I made a pattern based on a kimono sleeve block this time, gave it three pleats on one shoulder, and wrap round twisting side seams again, finishing the hem with a separate band.
Pattern laid out on the floor to cut, its too wide for my table.
Its my working pattern and hasn’t got seam allowances added. The front is over on the right, the open part in the middle is the neck, and the curved arrow shaped piece in a different pattern paper is the allowance for the pleats and draping. Someday I’ll buy myself some proper pattern weights, instead of those little bags of obsolete coins I’m using now.
The fabric needs all the help it can get not to stretch out of shape before its stitched, above you can see that before lifting the piece from the floor, I went round all the edges liable to distort with narrow masking tape. The narrow one isn’t sold locally, so I slice up a wider one with a blade, on the self healing mat. It only takes a moment, and is more effective than stay stitching because the fabric isn’t moved before its stabilised. I use this tip on bias edges too. Try it, it saves a lot of bother on V necklines.
There’s a dart in the joined shoulder which you might be able to spot in the pattern above. It gets stitched first, and the pleats on the other shoulder are folded, pinned and/or basted.

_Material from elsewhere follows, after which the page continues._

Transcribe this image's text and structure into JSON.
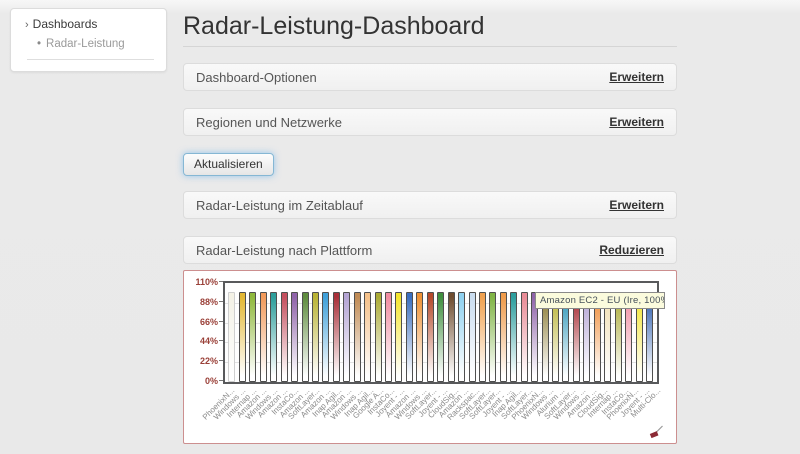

Then the shoulder seam is joined, and the neck binding can be done at that stage, or after the slanted side seams. I used the same binding technique as on the last shirt.
Side seams are stitched, sleeve ends bound, and a wider strip binds the hem edge with the same old way – finishing with a double needle through the turnings.
The hardest part of this project was getting a photograph of the finished item. Its been raining Biblically here for what seems like forever, and the inside shot was not a great success. Taking advantage of a five minute break between downpours, this is it!